‘de goede neiging en de kwade neiging.’In de typische rabbijnse leer, met verregaande gevolgen in het Joodse religieuze denken, heeft ieder mens twee neigingen of instincten, de een naar boven, de ander naar beneden. Dit zijn de ‘ goede neiging ‘-yetzer ha—tov—en de’kwade neiging’ -yetzer ha-ra. De ‘kwade neiging’ wordt vaak geïdentificeerd in de rabbijnse literatuur en elders met het seksinstinct, maar de term verwijst ook naar fysieke eetlust in het algemeen, agressieve emoties, en ongebreidelde ambitie. Hoewel het de ‘kwade neiging’ wordt genoemd, omdat het gemakkelijk kan leiden tot wangedrag, duidt het eigenlijk meer op de neiging tot het kwaad dan iets kwaadaardigs op zich. Inderdaad, in het rabbijnse schema voorziet de ‘kwade neiging’ het menselijk leven van zijn drijfkracht en is als zodanig essentieel voor het menselijk leven. Zoals een bekende Midras (Genesis Rabba 9: 7) het zegt, ware het niet voor de ‘kwade neiging’ zou niemand een huis bouwen of kinderen krijgen of handel drijven. Dit is waarom, volgens de Midrash, de Schrift zegt: “En God zag alles, wat hij gemaakt had, en ziet, het was zeer goed” (Genesis 1: 31). ‘Goed ‘verwijst naar de’ goede neiging’,’ zeer goed ‘naar de’kwade neiging’. Het is niet al te vergezocht om in deze preek het idee te lezen dat het leven zonder de drijvende kracht van de ‘kwade neiging’ ongetwijfeld nog goed zou zijn, maar het zou een kleurloos, oncreatief, bleke soort goed zijn. Wat het leven ‘heel goed’ maakt is het menselijk vermogen om tegen de omgeving te strijden en dit is onmogelijk zonder egoïstische en altruïstische, agressieve en vredige instincten.
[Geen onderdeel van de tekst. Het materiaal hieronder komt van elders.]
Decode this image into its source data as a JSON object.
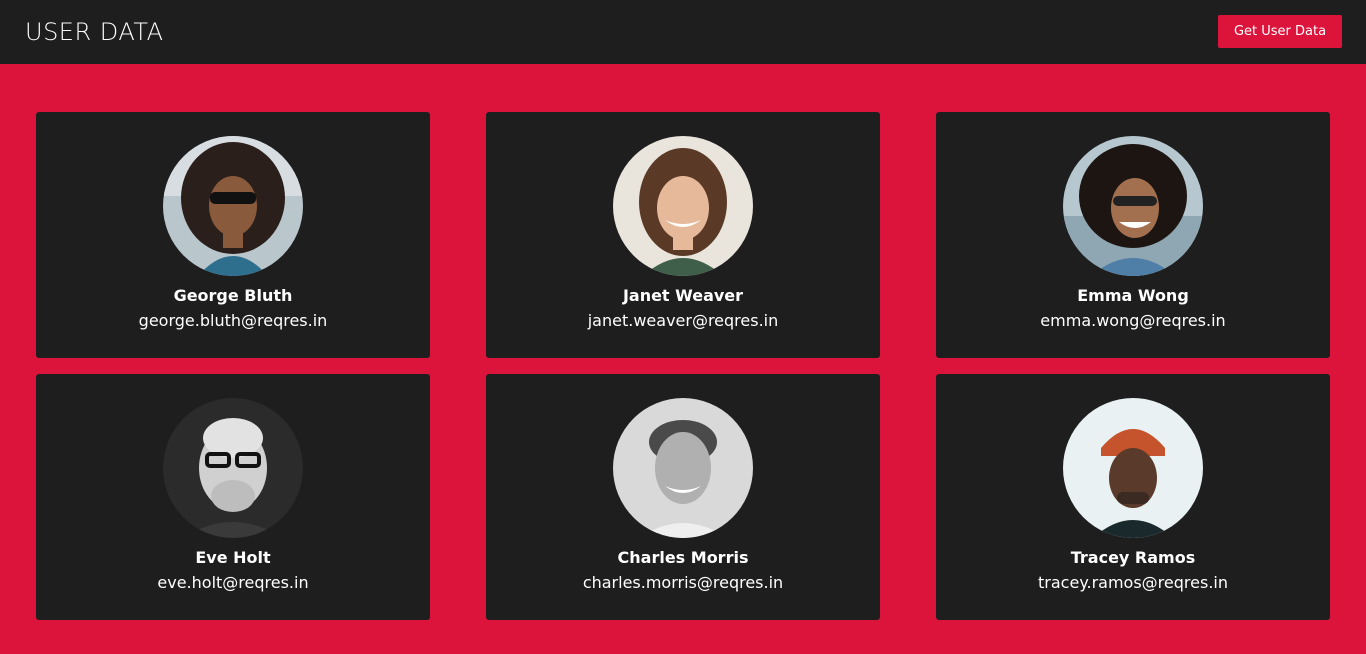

de rabbijnse visie is dus realistisch. Mensen strijden voortdurend tegen hun neiging tot kwaad, maar als ze dat willen, kunnen ze het onder controle houden. De middelen van controle worden geleverd door de Torah en de voorschriften. Een van de meest opmerkelijke rabbijnse passages in dit verband stelt dat de Torah het tegengif is tegen het gif van de ‘kwade neiging’ (Kiddushin 30b). De Betekenis lijkt te zijn dat wanneer de Torah wordt bestudeerd en wanneer er onderwerping is aan zijn discipline, morbide schuldgevoelens worden verbannen en het leven niet langer wordt vertroebeld door de angst dat de ‘kwade neiging’ iemands ondergang zal veroorzaken. De gelijkenis verteld in deze passage is van een koning die zijn zoon sloeg, later aandringen van de zoon om een pleister op de wond te houden. Terwijl het gips op de wond blijft, mag de prins eten en drinken wat hij maar wil, zonder schade aan te richten. Alleen als het gips wordt verwijderd zal de wond etteren als de prins zijn eetlust verwent. God heeft de mens’ verwond ‘door hem te scheppen met de’kwade neiging’. Maar de Torah is de pleister op de wond, die voorkomt dat het etteren en stelt hem in staat om het leven te omarmen zonder angst.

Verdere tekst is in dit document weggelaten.